(un?)intentionally funny signs, ads, & business names, revisited

I know we’ve done stuff like this before, listing business names, signs, and ads which may or may not have been intended to amuse. But here we go again.

There’s a restaurant a few blocks away from me which has a sign that I find hilarious–or maybe it’s just my twisted mind at work. You tell me.

It reads:

[so and so’s] family restaurant and coffee shop. We Bake Our Own.

Their own what? I know what I’m thinking, but I’m still afraid to ask.


And then there are a few that just seem slightly incongruous or maybe just choppy:

  1. DIVORCE, BANKRUPTCY
    and typing

  2. Shoe and Repair. We make keys.

Got any you’d like to share?

There’s an automotive radiator repair shop I pass that has the tag line “A great place to take a leak.”

There’s a septic company in the California high desert that has the motto:** “We’re Number One In The Number Two Business”**

There’s one around here called Caskets N’ More.

I can only speculate as to what “more” could mean.

Newspaper clipping on cow-orkers cubicle wall:

(Truckstop, gas station)
“Kids with GAS eat free!”

One day about 15 years ago in Hackensack, NJ, I saw a company called Abrasive Consultants, Inc. (they apparently dealt in sandpaper, emery, etc.) and the Jakey Convenience Store. (“Jakey” in the midwest means shoddy or cheaply built, but in Hackensack I guess it’s just someone’s name).

I remember the trucks of Camelback Movers. Their logo: “Humpin’ to please!

Also Hernia Movers. Their slogan is “The potentate of totin’ freight”.

In the yellow pages:

Seegars Fence Co: “Dependable Erection Since 1949”

:smiley:

One of my favorites was a Chinese restaurant on University Ave. in Berkeley. They had a big handwritten sign in the window that said:

HUMAN FOOD

Guess they ran out of cats.

:wink:

For years in my hometown I was amused to see

[SIZE=2]Lemmen’s Used Cars[/SIZE]

Now, there’s someone who needed to change their name…

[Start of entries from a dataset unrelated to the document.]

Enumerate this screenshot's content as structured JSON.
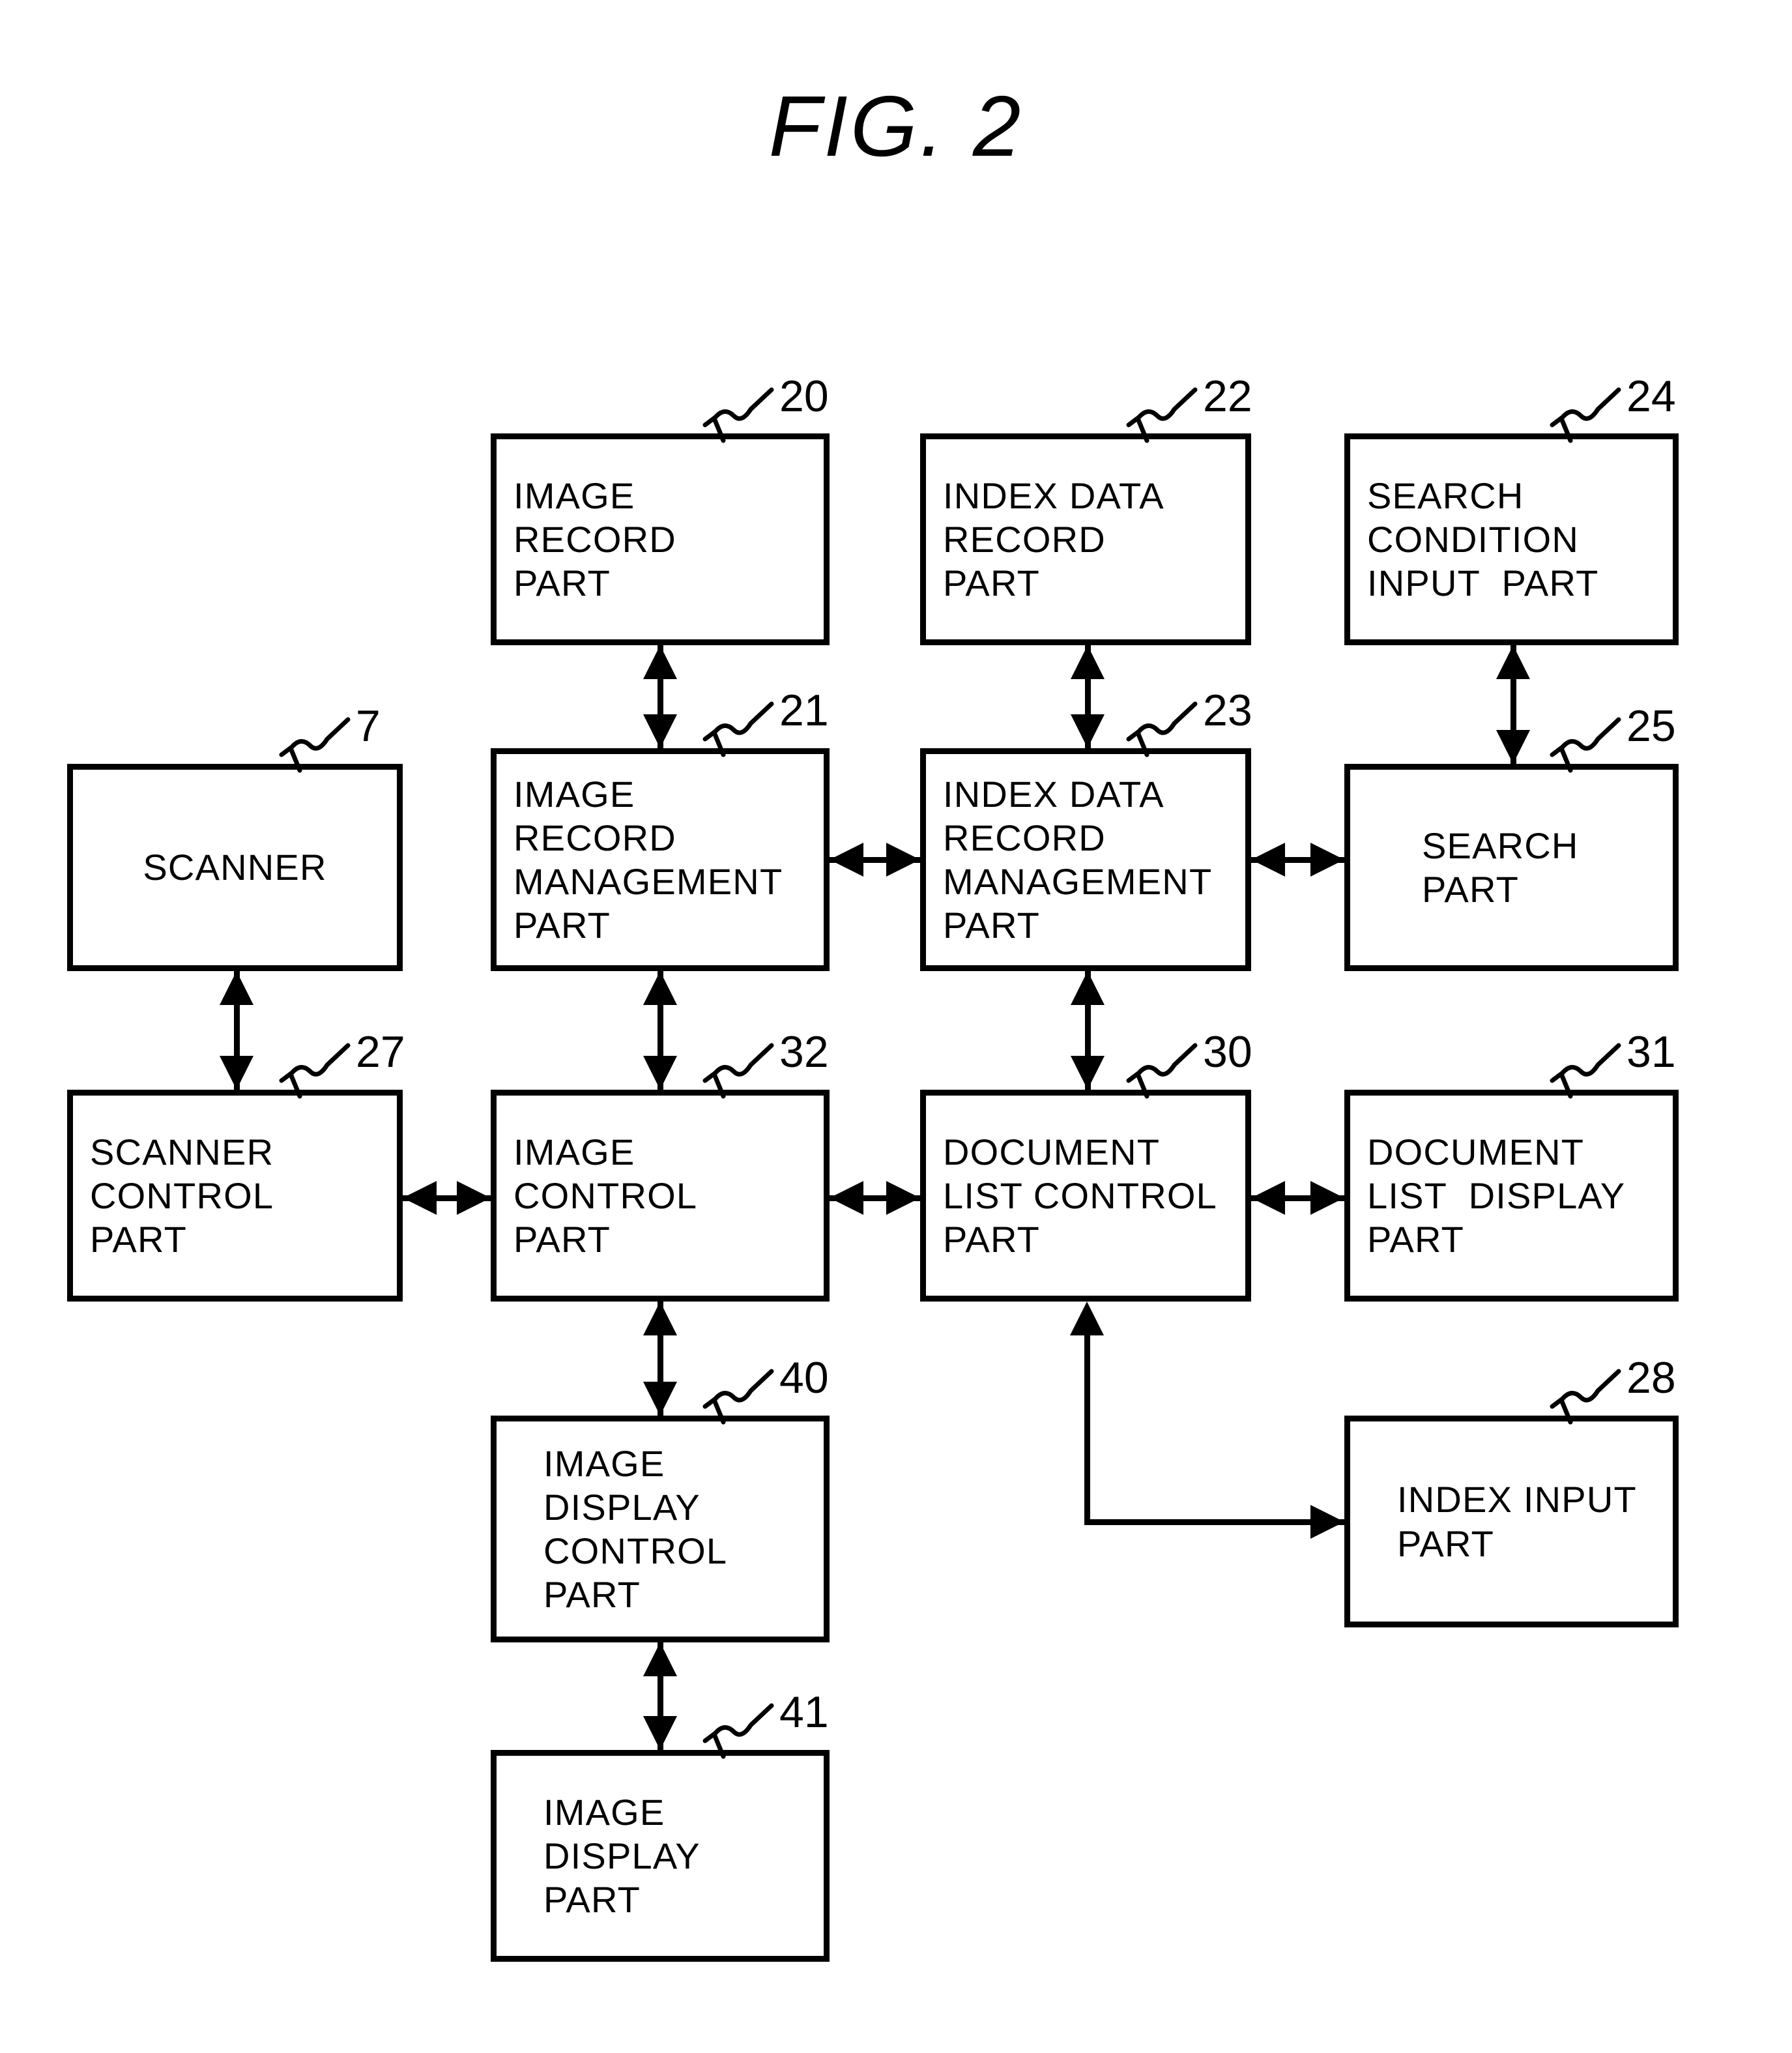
{
  "figure": {
    "title": "FIG.  2"
  },
  "nodes": [
    {
      "ref": "20",
      "lines": "IMAGE\nRECORD\nPART",
      "align": "left"
    },
    {
      "ref": "22",
      "lines": "INDEX DATA\nRECORD\nPART",
      "align": "left"
    },
    {
      "ref": "24",
      "lines": "SEARCH\nCONDITION\nINPUT  PART",
      "align": "left"
    },
    {
      "ref": "7",
      "lines": "SCANNER",
      "align": "center"
    },
    {
      "ref": "21",
      "lines": "IMAGE\nRECORD\nMANAGEMENT\nPART",
      "align": "left"
    },
    {
      "ref": "23",
      "lines": "INDEX DATA\nRECORD\nMANAGEMENT\nPART",
      "align": "left"
    },
    {
      "ref": "25",
      "lines": "SEARCH\nPART",
      "align": "pad1"
    },
    {
      "ref": "27",
      "lines": "SCANNER\nCONTROL\nPART",
      "align": "left"
    },
    {
      "ref": "32",
      "lines": "IMAGE\nCONTROL\nPART",
      "align": "left"
    },
    {
      "ref": "30",
      "lines": "DOCUMENT\nLIST CONTROL\nPART",
      "align": "left"
    },
    {
      "ref": "31",
      "lines": "DOCUMENT\nLIST  DISPLAY\nPART",
      "align": "left"
    },
    {
      "ref": "40",
      "lines": "IMAGE\nDISPLAY\nCONTROL\nPART",
      "align": "pad2"
    },
    {
      "ref": "28",
      "lines": "INDEX INPUT\nPART",
      "align": "pad2"
    },
    {
      "ref": "41",
      "lines": "IMAGE\nDISPLAY\nPART",
      "align": "pad2"
    }
  ],
  "connections": [
    {
      "from": "20",
      "to": "21",
      "kind": "bidirectional-vertical"
    },
    {
      "from": "22",
      "to": "23",
      "kind": "bidirectional-vertical"
    },
    {
      "from": "24",
      "to": "25",
      "kind": "bidirectional-vertical"
    },
    {
      "from": "7",
      "to": "27",
      "kind": "bidirectional-vertical"
    },
    {
      "from": "21",
      "to": "23",
      "kind": "bidirectional-horizontal"
    },
    {
      "from": "23",
      "to": "25",
      "kind": "bidirectional-horizontal"
    },
    {
      "from": "21",
      "to": "32",
      "kind": "bidirectional-vertical"
    },
    {
      "from": "23",
      "to": "30",
      "kind": "bidirectional-vertical"
    },
    {
      "from": "27",
      "to": "32",
      "kind": "bidirectional-horizontal"
    },
    {
      "from": "32",
      "to": "30",
      "kind": "bidirectional-horizontal"
    },
    {
      "from": "30",
      "to": "31",
      "kind": "bidirectional-horizontal"
    },
    {
      "from": "32",
      "to": "40",
      "kind": "bidirectional-vertical"
    },
    {
      "from": "40",
      "to": "41",
      "kind": "bidirectional-vertical"
    },
    {
      "from": "30",
      "to": "28",
      "kind": "elbow-two-way"
    }
  ],
  "colors": {
    "ink": "#000000",
    "paper": "#ffffff"
  }
}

The late SF Chronicle columnist Herb Caen called this a namefreak. He would periodically have a few in his column - very funny stuff.

Oh, sweet baby jesus, I wish I had something I needed to move, so I could call these guys. That’s gotta be the best slogan ever! I wouldn’t care if they broke all my breakables and lost the family photos.

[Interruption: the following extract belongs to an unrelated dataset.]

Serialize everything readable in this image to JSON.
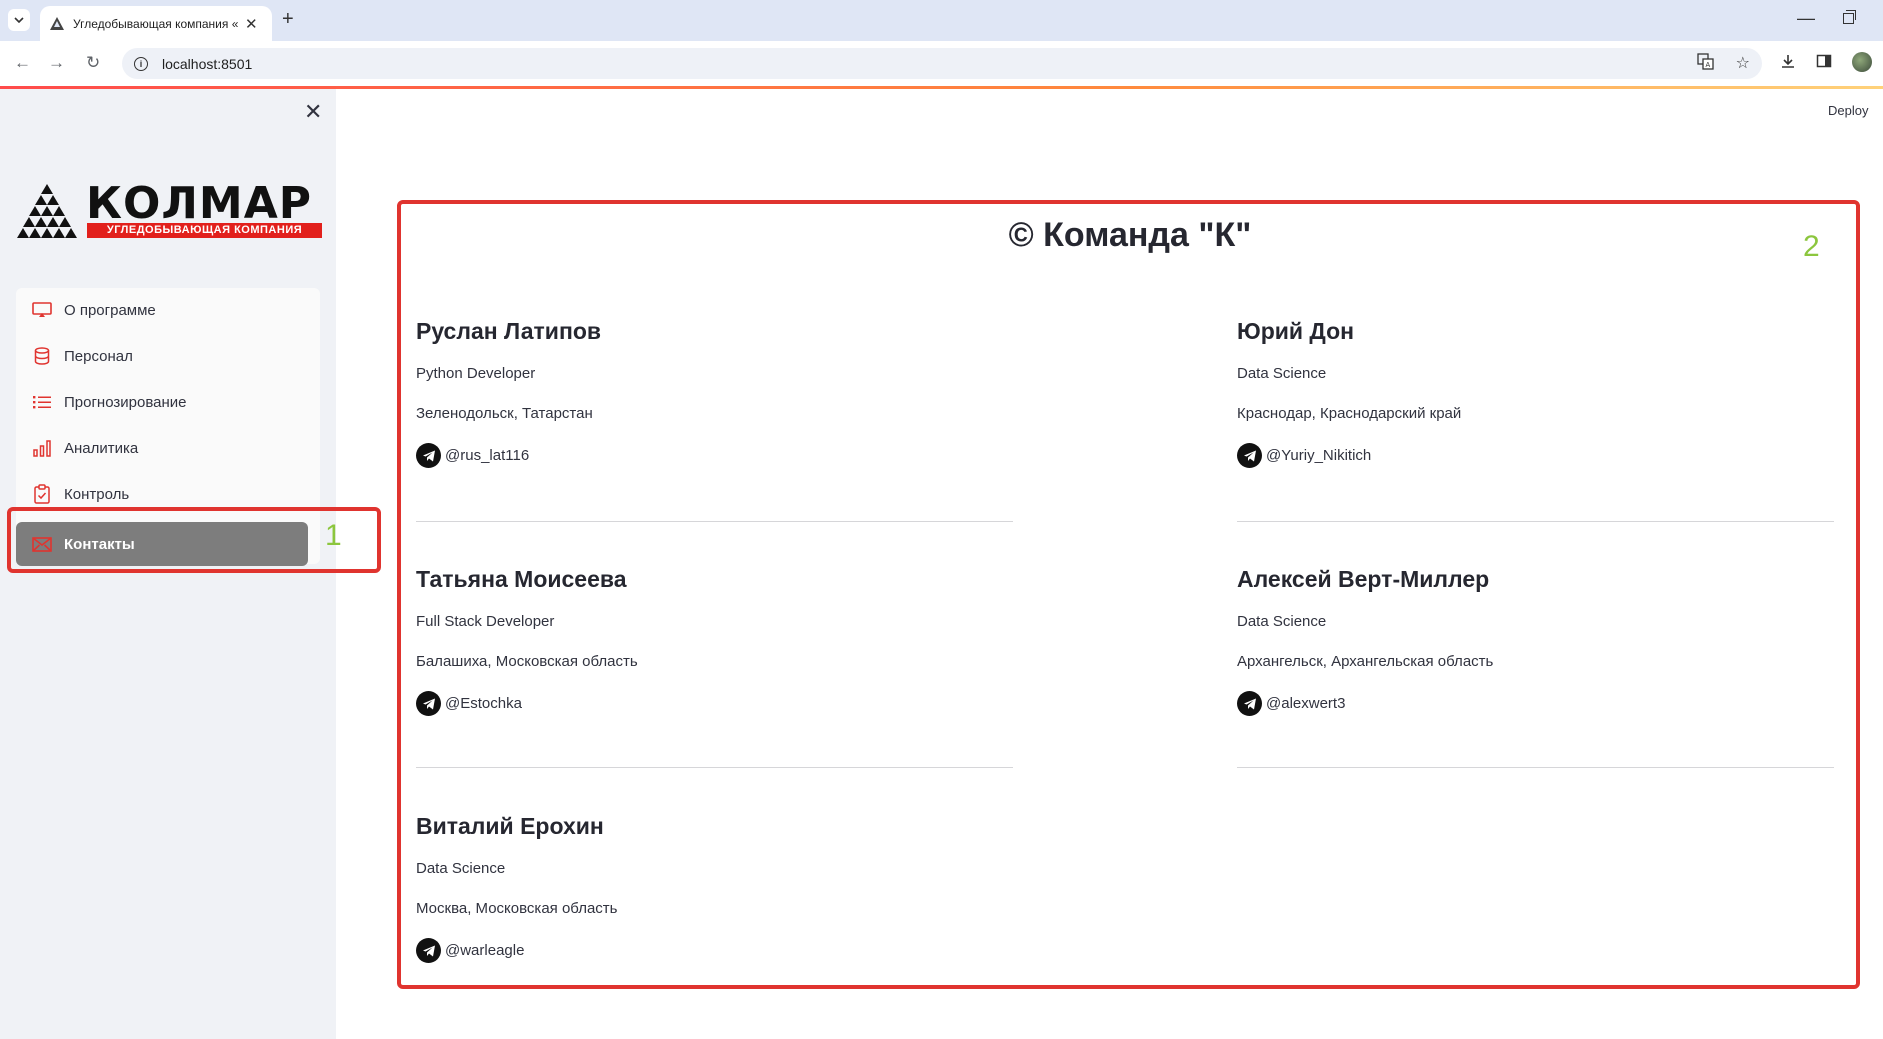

Then there’s the subcontractor in Texas called Mammoth Erections. Ironically enough, while the name conjures up images of pr0n spam, Googling “Mammoth Erections” provides dozens of links referencing the funny business name, but only one or two links actually talking about, well, mammoth erections.

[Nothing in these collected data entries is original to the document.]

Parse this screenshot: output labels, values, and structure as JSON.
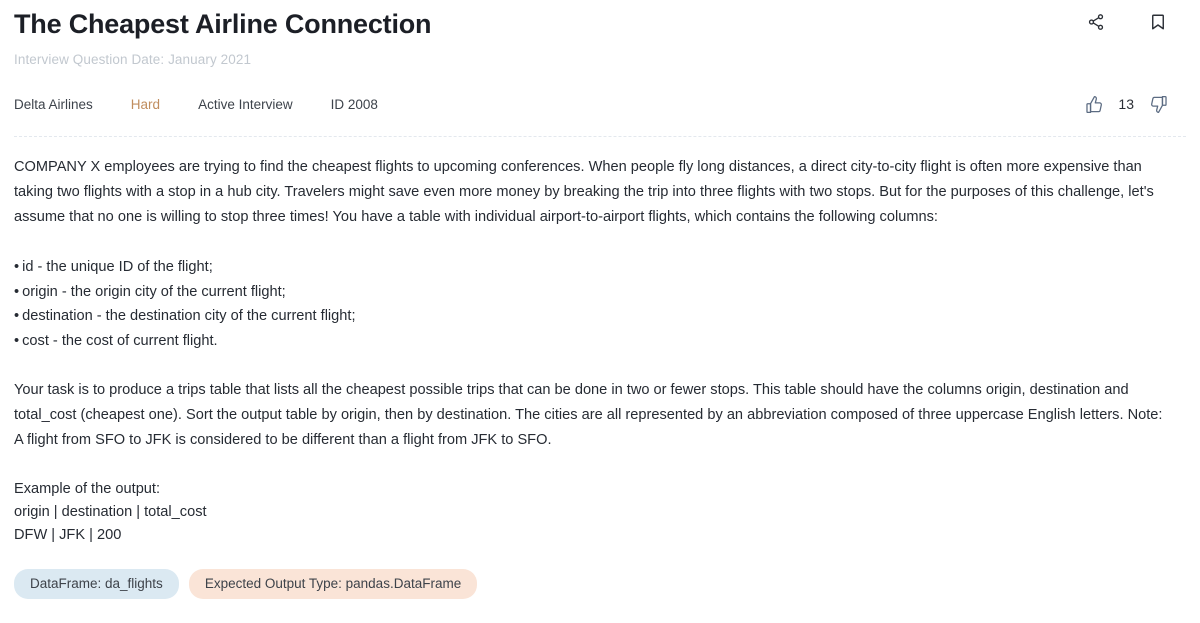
{
  "header": {
    "title": "The Cheapest Airline Connection",
    "subtitle": "Interview Question Date: January 2021",
    "icons": {
      "share": "share-icon",
      "bookmark": "bookmark-icon"
    }
  },
  "meta": {
    "company": "Delta Airlines",
    "difficulty": "Hard",
    "difficulty_color": "#c08d5e",
    "status": "Active Interview",
    "question_id": "ID 2008",
    "votes": {
      "upvote_icon": "thumbs-up-icon",
      "count": "13",
      "downvote_icon": "thumbs-down-icon"
    }
  },
  "body": {
    "intro": "COMPANY X employees are trying to find the cheapest flights to upcoming conferences. When people fly long distances, a direct city-to-city flight is often more expensive than taking two flights with a stop in a hub city. Travelers might save even more money by breaking the trip into three flights with two stops. But for the purposes of this challenge, let's assume that no one is willing to stop three times! You have a table with individual airport-to-airport flights, which contains the following columns:",
    "bullets": [
      "id - the unique ID of the flight;",
      "origin - the origin city of the current flight;",
      "destination - the destination city of the current flight;",
      "cost - the cost of current flight."
    ],
    "bullet_marker": "•",
    "task": "Your task is to produce a trips table that lists all the cheapest possible trips that can be done in two or fewer stops. This table should have the columns origin, destination and total_cost (cheapest one). Sort the output table by origin, then by destination. The cities are all represented by an abbreviation composed of three uppercase English letters. Note: A flight from SFO to JFK is considered to be different than a flight from JFK to SFO.",
    "example_heading": "Example of the output:",
    "example_header_row": "origin | destination | total_cost",
    "example_data_row": "DFW | JFK | 200"
  },
  "chips": {
    "dataframe": "DataFrame: da_flights",
    "dataframe_color": "#dbe9f2",
    "output_type": "Expected Output Type: pandas.DataFrame",
    "output_type_color": "#fae4d7"
  }
}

Cambridge. MA residents will be familiar with Long Funeral Home on Mass Ave, with the motto “Long Funeral Service”.

plynck

Here in San Diego there’s a Chinese fast food restaurant that dwells on the bottom floor of a condo building. Right next to the restaurant’s name sign (“Wok Something or Rather”) the condo advertisers have posted a “Cat’s Welcome!”

Premature posting! Here it is again:

Here in San Diego there’s a Chinese fast food restaurant that dwells on the bottom floor of a condo building. Right next to the restaurant’s name sign (“Wok Something or Rather”) the condo advertisers have posted a neon-lit “Cats Welcome!”

This is the uh, biggest asian food importer in Vancouver. I’ve noticed that in the last year they’ve repainted their trucks and warehouse to read “H.G. Enterprises.”

I guess they got sick of their clients being scandalized trying to find them on Google. :smiley:

There’s a (really good) Pho place near my house that has a mural depicting a skyline, captioned THE CITY WHERE DREAMS COME TRUE. The strange thing is, it prominently features the CN Tower and the SkyDome. (ie; it represents Toronto, way over on the other side of the continent. WTF?)

There’s a booze store not too far from my apartment called the Liquor Box.

There was a shop in Burbank, CA that had a big sign in the front window that proclaimed “Oil Paintings Made From Photographs!”

Right below the sign hung a copy of The Last Supper.

:dubious: That one’s a head-scratcher.